Placing their activist, ideologically driven agendas ahead of the health of our nation's youth, we have been left to foot the bill for religiously motivated misinformation campaigns in our public schools.

Federally funded abstinence-only courses, which congressional studies have demonstrated have little impact on the premarital sexual activity of middle and high school students, continue to receive funding. This, despite their obviously useless educational credentials. For example, the guidelines for program grants ban the discussion of contraceptives in the classroom, except to point out their rates of failure.

What's more, teachers are required to offer a patriarchal, heterosexist view of sexual relations, while relegating all talk of safe sex to the garbage bin. This, of course, leaves students uneducated about a number of health issues and practices, but completely inundated with religiously motivated jargon about abstinence.

A buzzword in conservative educational circles, abstinence education has been proven in recent weeks to be ineffective in improving the sexual health of teenagers. Researchers with the Johns Hopkins Bloomberg School of Public Health found recently that youths who had pledged to abstain from sex until marriage were just as likely to engage in sexual activity as those who had not.

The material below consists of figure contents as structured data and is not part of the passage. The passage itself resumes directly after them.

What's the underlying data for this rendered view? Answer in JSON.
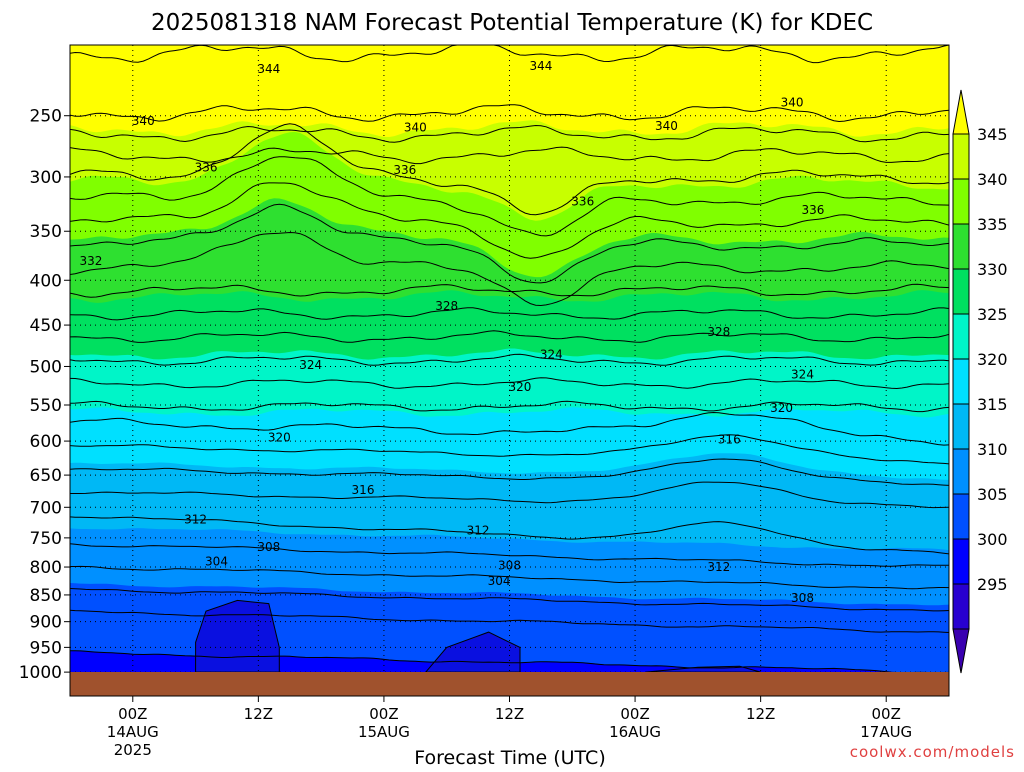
{
  "chart_data": {
    "type": "contour",
    "title": "2025081318 NAM Forecast Potential Temperature (K) for KDEC",
    "xlabel": "Forecast Time (UTC)",
    "watermark": "coolwx.com/models",
    "x_ticks": [
      {
        "label": "00Z",
        "date": "14AUG",
        "year": "2025",
        "hour": 6
      },
      {
        "label": "12Z",
        "date": "",
        "year": "",
        "hour": 18
      },
      {
        "label": "00Z",
        "date": "15AUG",
        "year": "",
        "hour": 30
      },
      {
        "label": "12Z",
        "date": "",
        "year": "",
        "hour": 42
      },
      {
        "label": "00Z",
        "date": "16AUG",
        "year": "",
        "hour": 54
      },
      {
        "label": "12Z",
        "date": "",
        "year": "",
        "hour": 66
      },
      {
        "label": "00Z",
        "date": "17AUG",
        "year": "",
        "hour": 78
      }
    ],
    "xlim": [
      0,
      84
    ],
    "y_ticks": [
      {
        "label": "250",
        "p": 250
      },
      {
        "label": "300",
        "p": 300
      },
      {
        "label": "350",
        "p": 350
      },
      {
        "label": "400",
        "p": 400
      },
      {
        "label": "450",
        "p": 450
      },
      {
        "label": "500",
        "p": 500
      },
      {
        "label": "550",
        "p": 550
      },
      {
        "label": "600",
        "p": 600
      },
      {
        "label": "650",
        "p": 650
      },
      {
        "label": "700",
        "p": 700
      },
      {
        "label": "750",
        "p": 750
      },
      {
        "label": "800",
        "p": 800
      },
      {
        "label": "850",
        "p": 850
      },
      {
        "label": "900",
        "p": 900
      },
      {
        "label": "950",
        "p": 950
      },
      {
        "label": "1000",
        "p": 1000
      }
    ],
    "ylim": [
      200,
      1050
    ],
    "colorbar": {
      "labels": [
        "345",
        "340",
        "335",
        "330",
        "325",
        "320",
        "315",
        "310",
        "305",
        "300",
        "295"
      ],
      "colors": [
        "#ffff00",
        "#c8ff00",
        "#80ff00",
        "#2ee030",
        "#00e060",
        "#00f5c8",
        "#00e0ff",
        "#00b8f5",
        "#0090ff",
        "#0050ff",
        "#0000ff",
        "#2800d0",
        "#3a00b0"
      ]
    },
    "bands": [
      {
        "theta": 345,
        "color": "#ffff00"
      },
      {
        "theta": 340,
        "color": "#c8ff00"
      },
      {
        "theta": 335,
        "color": "#80ff00"
      },
      {
        "theta": 330,
        "color": "#2ee030"
      },
      {
        "theta": 325,
        "color": "#00e060"
      },
      {
        "theta": 320,
        "color": "#00f5c8"
      },
      {
        "theta": 315,
        "color": "#00e0ff"
      },
      {
        "theta": 310,
        "color": "#00b8f5"
      },
      {
        "theta": 305,
        "color": "#0090ff"
      },
      {
        "theta": 300,
        "color": "#0050ff"
      },
      {
        "theta": 295,
        "color": "#0000ff"
      }
    ],
    "contour_labels": [
      {
        "text": "344",
        "hour": 19,
        "p": 216
      },
      {
        "text": "344",
        "hour": 45,
        "p": 214
      },
      {
        "text": "340",
        "hour": 7,
        "p": 254
      },
      {
        "text": "340",
        "hour": 33,
        "p": 259
      },
      {
        "text": "340",
        "hour": 57,
        "p": 258
      },
      {
        "text": "340",
        "hour": 69,
        "p": 240
      },
      {
        "text": "336",
        "hour": 13,
        "p": 292
      },
      {
        "text": "336",
        "hour": 32,
        "p": 294
      },
      {
        "text": "336",
        "hour": 49,
        "p": 322
      },
      {
        "text": "336",
        "hour": 71,
        "p": 330
      },
      {
        "text": "332",
        "hour": 2,
        "p": 380
      },
      {
        "text": "328",
        "hour": 36,
        "p": 428
      },
      {
        "text": "328",
        "hour": 62,
        "p": 458
      },
      {
        "text": "324",
        "hour": 23,
        "p": 498
      },
      {
        "text": "324",
        "hour": 46,
        "p": 485
      },
      {
        "text": "324",
        "hour": 70,
        "p": 510
      },
      {
        "text": "320",
        "hour": 43,
        "p": 526
      },
      {
        "text": "320",
        "hour": 68,
        "p": 554
      },
      {
        "text": "320",
        "hour": 20,
        "p": 595
      },
      {
        "text": "316",
        "hour": 63,
        "p": 598
      },
      {
        "text": "316",
        "hour": 28,
        "p": 673
      },
      {
        "text": "312",
        "hour": 12,
        "p": 720
      },
      {
        "text": "312",
        "hour": 39,
        "p": 738
      },
      {
        "text": "312",
        "hour": 62,
        "p": 800
      },
      {
        "text": "308",
        "hour": 19,
        "p": 765
      },
      {
        "text": "308",
        "hour": 42,
        "p": 797
      },
      {
        "text": "308",
        "hour": 70,
        "p": 856
      },
      {
        "text": "304",
        "hour": 14,
        "p": 790
      },
      {
        "text": "304",
        "hour": 41,
        "p": 825
      }
    ]
  }
}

Disturbingly, however, these teenagers were statistically less likely to exercise safe sexual practices such as using condoms. As one researcher commented to the Washington Post, "There's been a lot of work that has found that teenagers who take part in abstinence-only education have more negative views about condoms...they tend not to give accurate information about condoms and birth control."

Recent news from the Obama transition office indicates that funding for these ideologically driven programs may face the chopping block in 2009. But there is more to this story than policy papers and research reports. This is an issue of education and public health.

Teenagers and all citizens have the right to accurate information and should expect to find it in their public schools. Instead, conservatives and religious zealots have continued the raid on public education by turning classrooms into pulpits from which to preach their narrow worldview and impress inaccurate material into the minds of pupils. What's more, it's our communities that have been left to shoulder the costs, not only of these classes but of the health issues which result.

The need for health care reform in America is evident, but we must look beyond HMOs and drug companies and understand that making healthy living accessible--without the interference of chauvinistic right-wing policies--is a vital part of the fight for economic and social equality.